Prescriptions for Asthma Inhalers Surged 42% After NorCal Fires

Jeroen van Meijgaard
Jeroen van Meijgaard, PhD, is a health economist and conducts data analysis and outcomes research for GoodRx.
Posted on

Prescriptions for asthma inhalers surged by over 40% in the San Francisco Bay Area in the month of last October’s Northern California fires in Napa and Sonoma counties, according to a GoodRx analysis of pharmacy data.

In Marin County, inhaler prescriptions climbed by 78% in Oct. 2017, with prescriptions in Napa rising by 67% and San Francisco, Sonoma, and Contra Costa climbing by about 50% in the month during the fires. Even in Santa Clara and Santa Cruz counties, which are about 100 miles from the major burn areas, there were around 20% more inhalers prescribed than the same period a year previous.

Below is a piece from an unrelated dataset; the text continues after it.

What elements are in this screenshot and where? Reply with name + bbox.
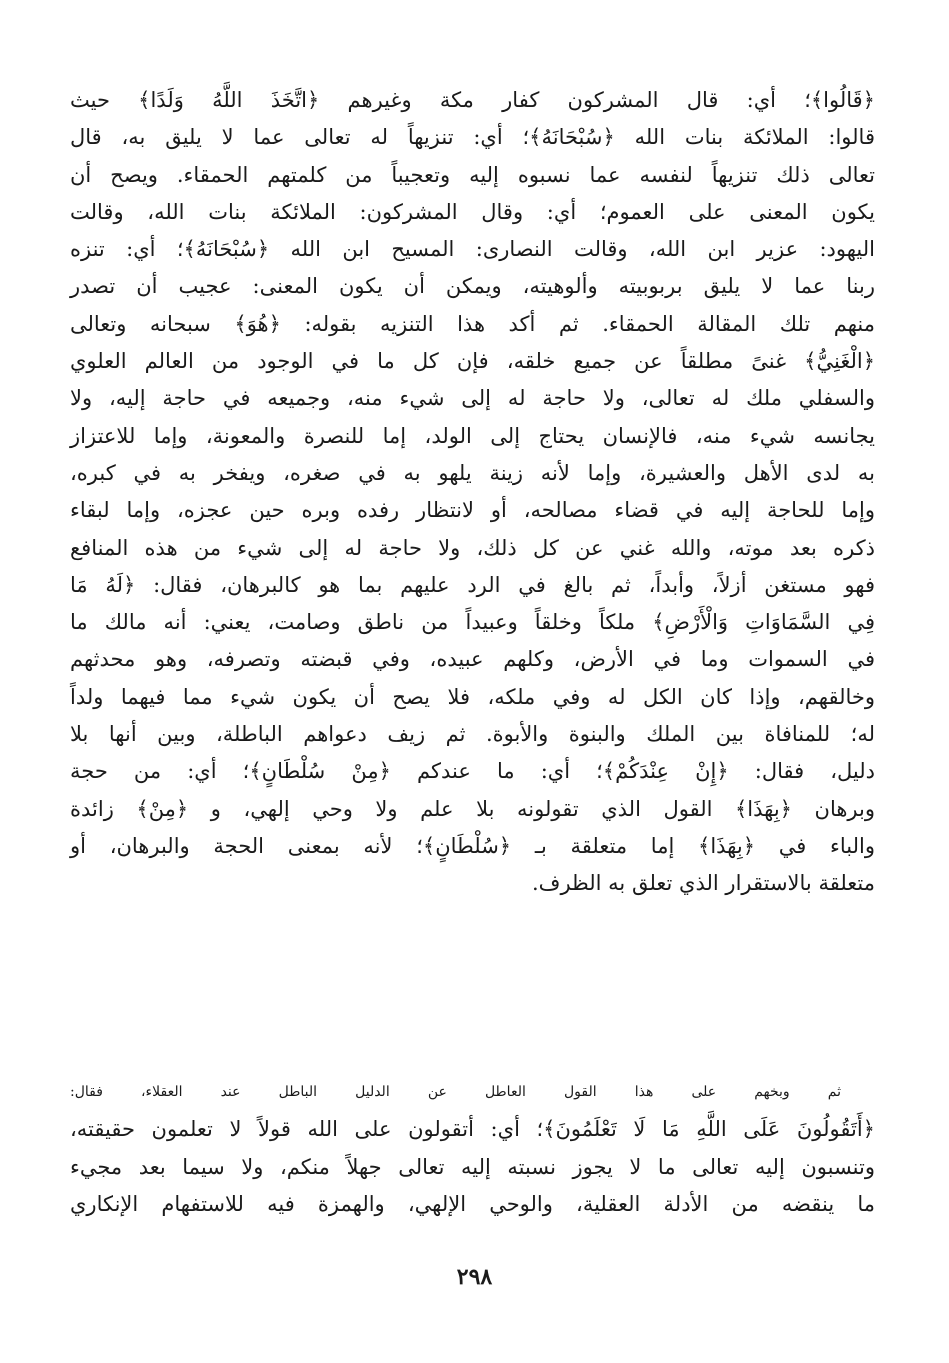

The analysis is based on a large sample of prescriptions filled at pharmacies in the region, and compared the number of fills of inhalers during October 2017 – the month of the Napa and Sonoma fires – to the previous October. The data includes 26 asthma medications, including Proair, Ventolin, Advair, Symbicort, and Flovent. The data comes from several sources, including pharmacies and insurers. The Napa and Sonoma fires first broke out on the evening of October 8, and were fully contained by October 31.


County Year/Year Increase
overall average 42%
Marin 78%
Napa 67%
Solano 53%
Contra Costa 52%
Sonoma 50%
San Francisco 49%
Alameda 41%
San Mateo 35%
Santa Clara 23%
Santa Cruz 18%


Asthma inhaler prescriptions tracked prevailing wind patterns

The prescription surge tracks with the wind and smoke pattern in the days during and after the blazes. Initially, smoke from the fires was being pushed west over Marin county; later, as the winds changed, smoke drifted south and south-west over densely populated areas, including the cities of Oakland and San Francisco, and as far south as Santa Cruz county.

For some the smoke is just a nuisance, but for individuals who suffer from respiratory conditions, such as asthma or chronic obstructive pulmonary disease, smoke in the air can create serious health problems leading to missing school or work, or even requiring a visit to the ER or hospital.

Inhalers are generally prescribed to provide relief from environmental pollutants causing breathing difficulties, and short-acting bronchodilators can provide quick relief when the airways are constricted.

Inhaler prescriptions in Ventura county also climbed

Only two months later, on December 4, one of the largest fires ever in California broke out in southern California’s Ventura county, about 70 miles northwest of Los Angeles. During the worst of this fire the prevailing winds pushed the smoke west and southwest, limiting the impact on Los Angeles. However, Ventura county was significantly impacted by the smoke.

Similarly to what happened in the Bay area in October, there was a sharp increase of asthma inhaler fills during the month of the fire in Ventura county. This increase extended into January after the fire had been mostly contained, suggesting that people may have refilled prescriptions sooner than they would normally because of increased use during the worst of the fire.

When wildfires occur far from population centers, the impact on asthma sufferers may not be readily apparent. However, recent fires in California occurred close to major cities. At the time, news reports focused mostly on the immediate damage from the wildfires, but as is clear from the prescription fill data, the fires had a significant impact on the health and well-being of people in a large area downwind from the fires.

People with asthma and others with compromised respiratory function should be aware of the importance of managing their health condition, and should use the appropriate medications in consultation with their doctor to prevent worse outcomes, including hospitalization, during times of poor air quality.